When faced with secondary crises during the pandemic, CEOs have found it difficult to mobilize their already overburdened crisis teams and take swift action. No longer sharing a common experience, teams managing crises secondary to the coronavirus have been on their own. Such crises are harder to manage amid the unresolved primary crisis.

Crisis planning has increased.

Many executives who previously had not deemed crisis planning a priority — saying it doesn’t generate revenue quickly — pivoted after the onset of the coronavirus pandemic. Business leaders began to assess risks and plan for crises. They examined potential worst-case scenarios, including their own mortality and their companies’ succession plans.

Zoom has torn-down walls.

With many employees working from home during the coronavirus shutdowns, the corner offices and boardrooms that once separated C-suites from rank-and-file workers have disappeared, at least for now. Videoconferencing, dominated by Zoom, has given employees greater access to their organizations’ leaders.

Through live-video connections, workers have even caught glimpses of their managers’ personal lives — including the good, the bad and sometimes, the inappropriate. For their part, many leaders have learned to harness the power of videoconferencing to manage work-from-home challenges and shuttered office locations.

Companies have innovated and reinvented themselves.

During the pandemic, many companies have been forced to pivot or reinvent themselves. Corporate communicators and CEOs have researched and embraced new technologies, especially those that disseminate messages to the broadest number of stakeholders in the shortest amount of time.

To deliver news quickly, one client of mine has created its own, in-house production studio. Another client couldn’t find hand-sanitizer stations for its manufacturing facility, so it made its own instead, relying on in-house chemists who held an employee contest to see who could produce the best product.

The pandemic has humbled CEOs.

As children, many of us learned railroad safety with three easy words: Stop, look and listen. This advice also applies to what the pandemic has taught us. We have gained a new desire to stop, step back and spend more time thinking and learning. Leaders now realize they need to maintain a work/life balance for themselves and for their employees — and to help everyone be happier at home and at work.

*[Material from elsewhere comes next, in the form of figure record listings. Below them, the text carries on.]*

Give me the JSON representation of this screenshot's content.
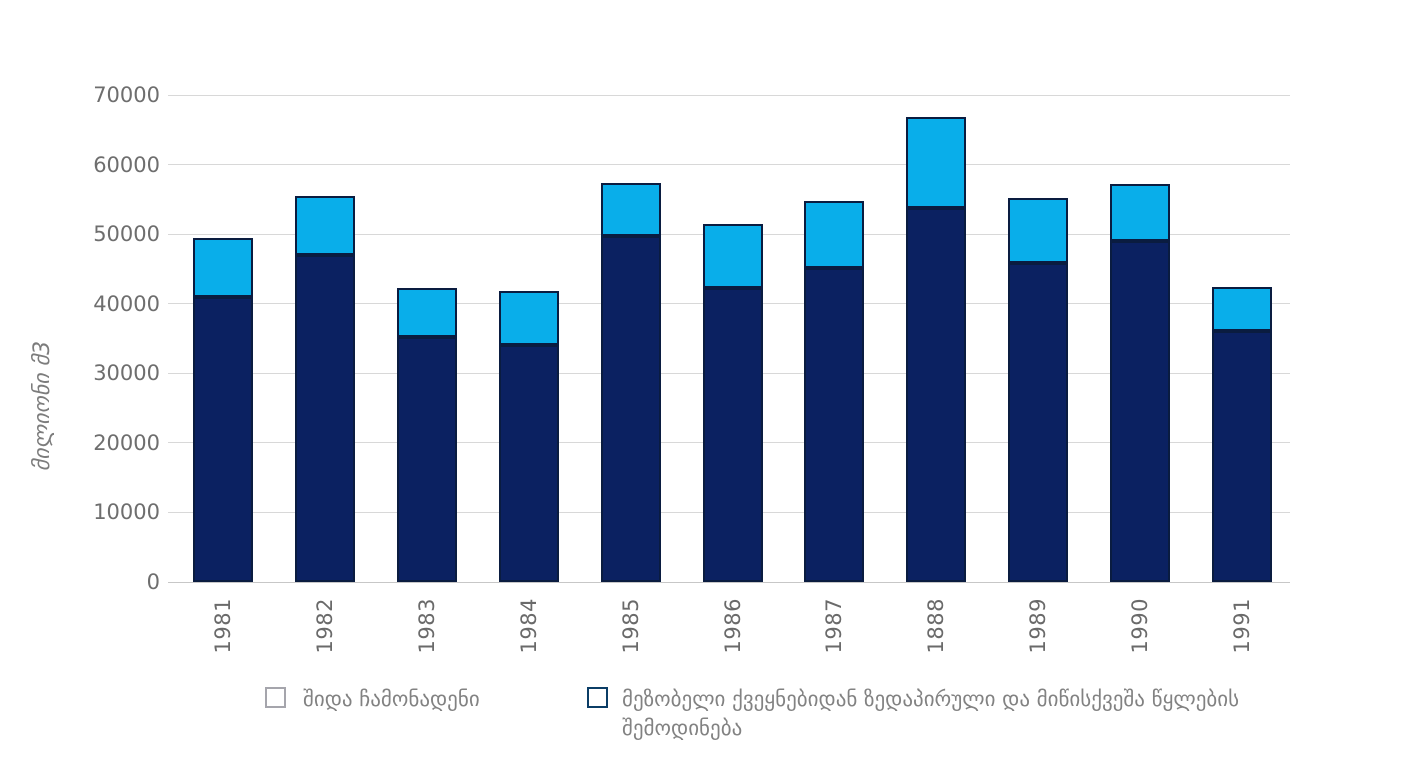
{
  "chart_data": {
    "type": "bar",
    "stacked": true,
    "title": "",
    "ylabel": "მილიონი მ3",
    "xlabel": "",
    "categories": [
      "1981",
      "1982",
      "1983",
      "1984",
      "1985",
      "1986",
      "1987",
      "1888",
      "1989",
      "1990",
      "1991"
    ],
    "series": [
      {
        "name": "შიდა ჩამონადენი",
        "color": "#0b2161",
        "values": [
          41000,
          47000,
          35200,
          34100,
          49800,
          42300,
          45100,
          53800,
          45800,
          49000,
          36100
        ]
      },
      {
        "name": "მეზობელი ქვეყნებიდან ზედაპირული და მიწისქვეშა წყლების შემოდინება",
        "color": "#09aeea",
        "values": [
          8400,
          8500,
          7000,
          7700,
          7600,
          9100,
          9700,
          13000,
          9400,
          8200,
          6300
        ]
      }
    ],
    "totals": [
      49400,
      55500,
      42200,
      41800,
      57400,
      51400,
      54800,
      66800,
      55200,
      57200,
      42400
    ],
    "ylim": [
      0,
      70000
    ],
    "ytick_step": 10000,
    "yticks": [
      "0",
      "10000",
      "20000",
      "30000",
      "40000",
      "50000",
      "60000",
      "70000"
    ],
    "grid": true,
    "legend_position": "bottom"
  },
  "colors": {
    "series_dark": "#0b2161",
    "series_light": "#09aeea",
    "bar_border": "#0a1c40",
    "gridline": "#d8d8d8",
    "axis_line": "#c7c7c7",
    "tick_text": "#6e6e6e",
    "legend_text": "#828282",
    "background": "#ffffff"
  }
}
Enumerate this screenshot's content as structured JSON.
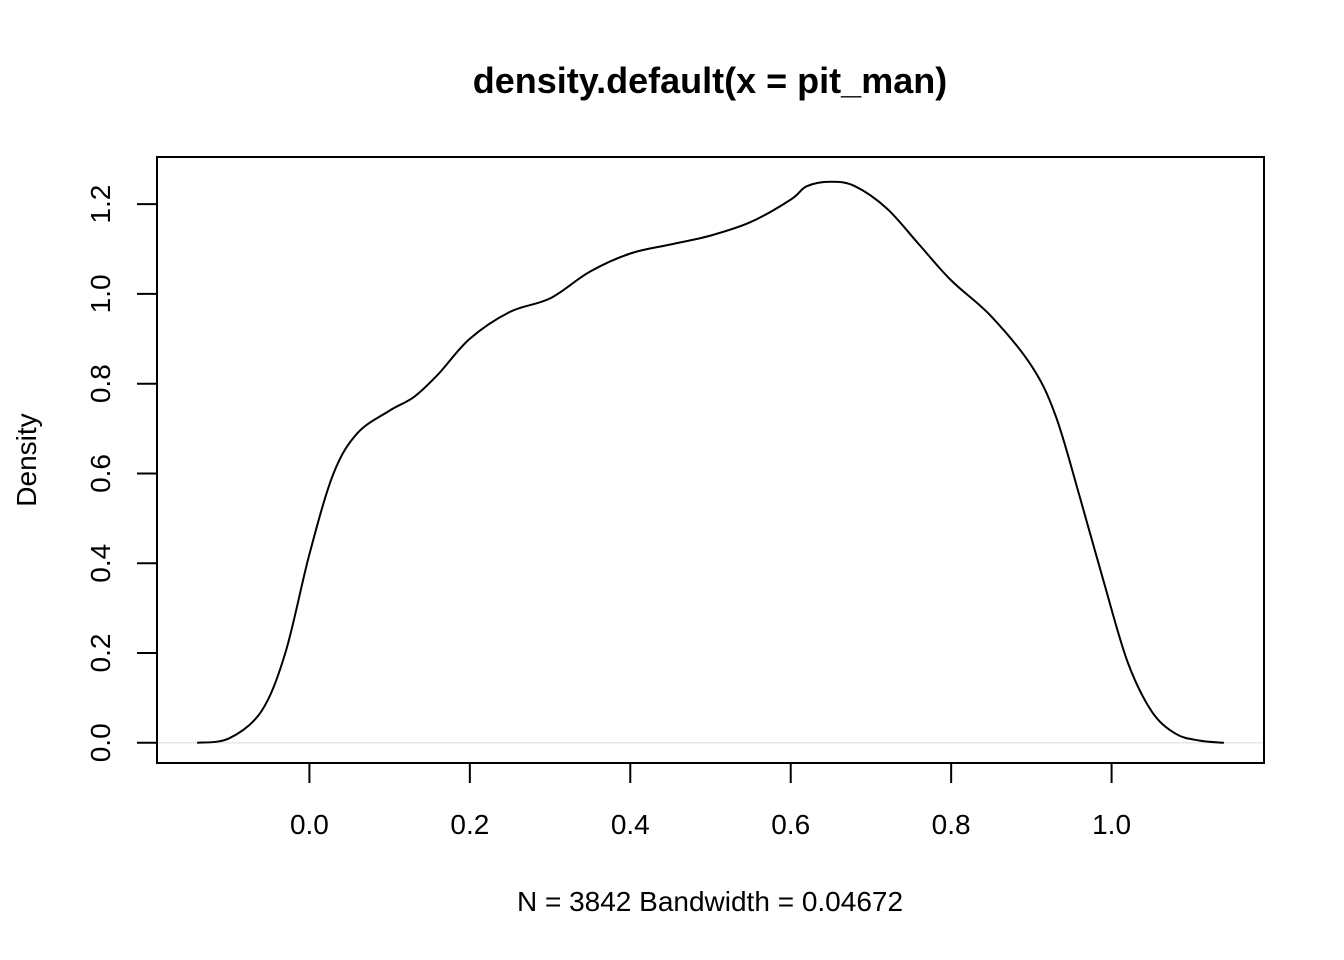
{
  "chart_data": {
    "type": "line",
    "title": "density.default(x = pit_man)",
    "xlabel": "N = 3842   Bandwidth = 0.04672",
    "ylabel": "Density",
    "xlim": [
      -0.19,
      1.19
    ],
    "ylim": [
      -0.045,
      1.305
    ],
    "x_ticks": [
      0.0,
      0.2,
      0.4,
      0.6,
      0.8,
      1.0
    ],
    "x_tick_labels": [
      "0.0",
      "0.2",
      "0.4",
      "0.6",
      "0.8",
      "1.0"
    ],
    "y_ticks": [
      0.0,
      0.2,
      0.4,
      0.6,
      0.8,
      1.0,
      1.2
    ],
    "y_tick_labels": [
      "0.0",
      "0.2",
      "0.4",
      "0.6",
      "0.8",
      "1.0",
      "1.2"
    ],
    "grid": false,
    "box": true,
    "baseline": 0,
    "series": [
      {
        "color": "#000000",
        "points": [
          [
            -0.14,
            0.0
          ],
          [
            -0.1,
            0.01
          ],
          [
            -0.06,
            0.07
          ],
          [
            -0.03,
            0.2
          ],
          [
            0.0,
            0.42
          ],
          [
            0.03,
            0.6
          ],
          [
            0.06,
            0.69
          ],
          [
            0.1,
            0.74
          ],
          [
            0.13,
            0.77
          ],
          [
            0.16,
            0.82
          ],
          [
            0.2,
            0.9
          ],
          [
            0.25,
            0.96
          ],
          [
            0.3,
            0.99
          ],
          [
            0.35,
            1.05
          ],
          [
            0.4,
            1.09
          ],
          [
            0.45,
            1.11
          ],
          [
            0.5,
            1.13
          ],
          [
            0.55,
            1.16
          ],
          [
            0.6,
            1.21
          ],
          [
            0.62,
            1.24
          ],
          [
            0.65,
            1.25
          ],
          [
            0.68,
            1.24
          ],
          [
            0.72,
            1.19
          ],
          [
            0.76,
            1.11
          ],
          [
            0.8,
            1.03
          ],
          [
            0.85,
            0.95
          ],
          [
            0.9,
            0.84
          ],
          [
            0.93,
            0.73
          ],
          [
            0.96,
            0.55
          ],
          [
            0.99,
            0.36
          ],
          [
            1.02,
            0.18
          ],
          [
            1.05,
            0.07
          ],
          [
            1.08,
            0.02
          ],
          [
            1.11,
            0.005
          ],
          [
            1.14,
            0.0
          ]
        ]
      }
    ]
  }
}
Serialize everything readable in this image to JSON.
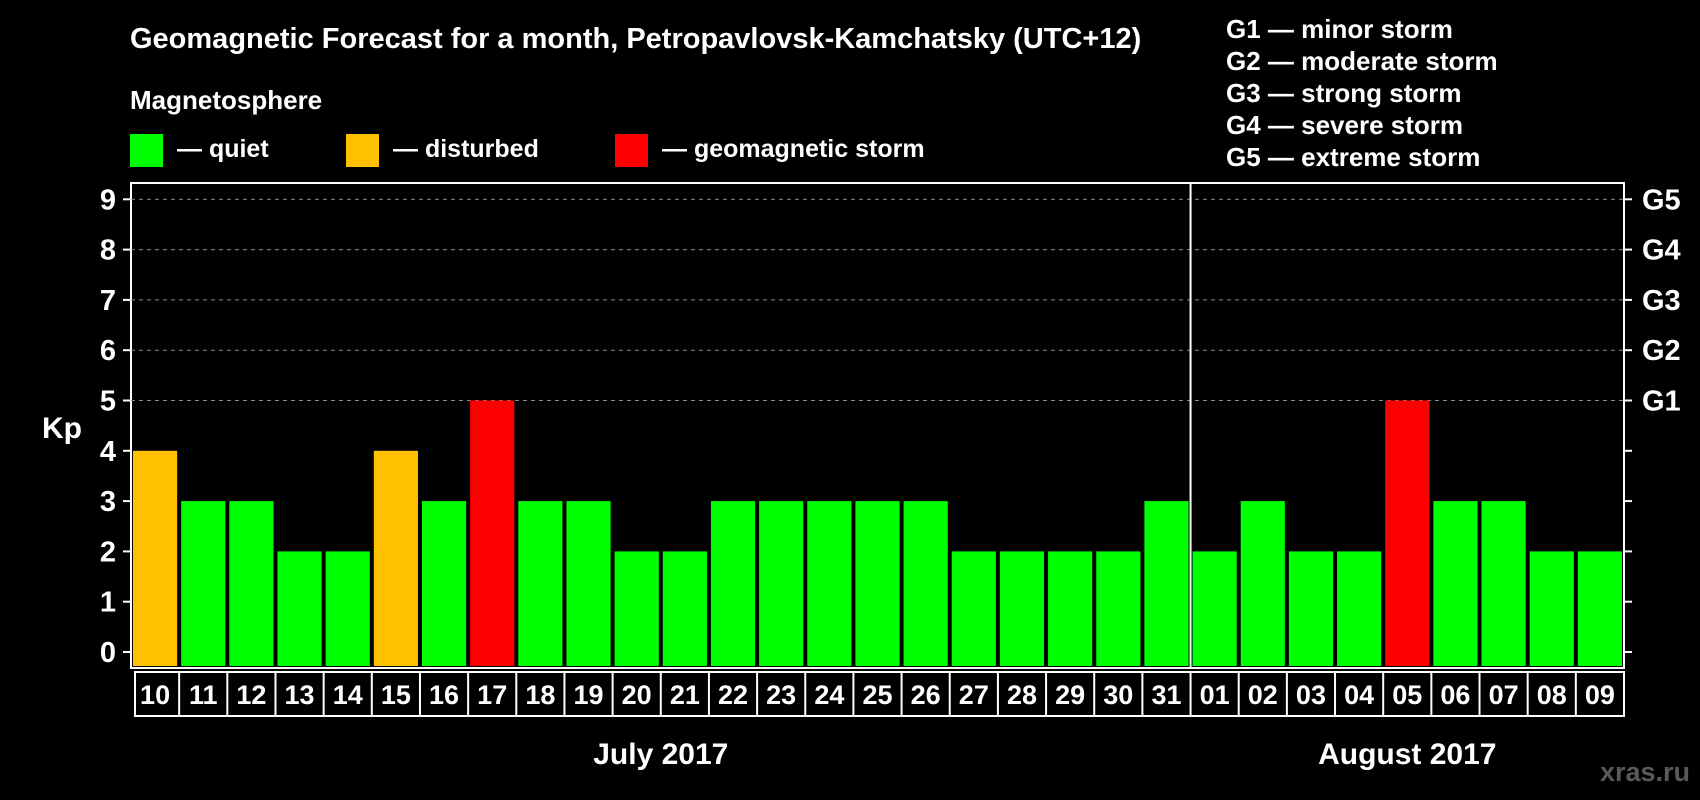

Perhaps most important during the last tumultuous year, a deeper sense of humility has emerged from CEOs. They have been working to address their blind spots, including building stronger programs for diversity, equity and inclusion, and for corporate social responsibility.

I’m pleased to observe that despite the unrelenting burden of uncertainty the world has endured over the past year, the values of transparency, accessibility, and authenticity are thriving in companies across the country. These principles will continue to serve the C-suite well.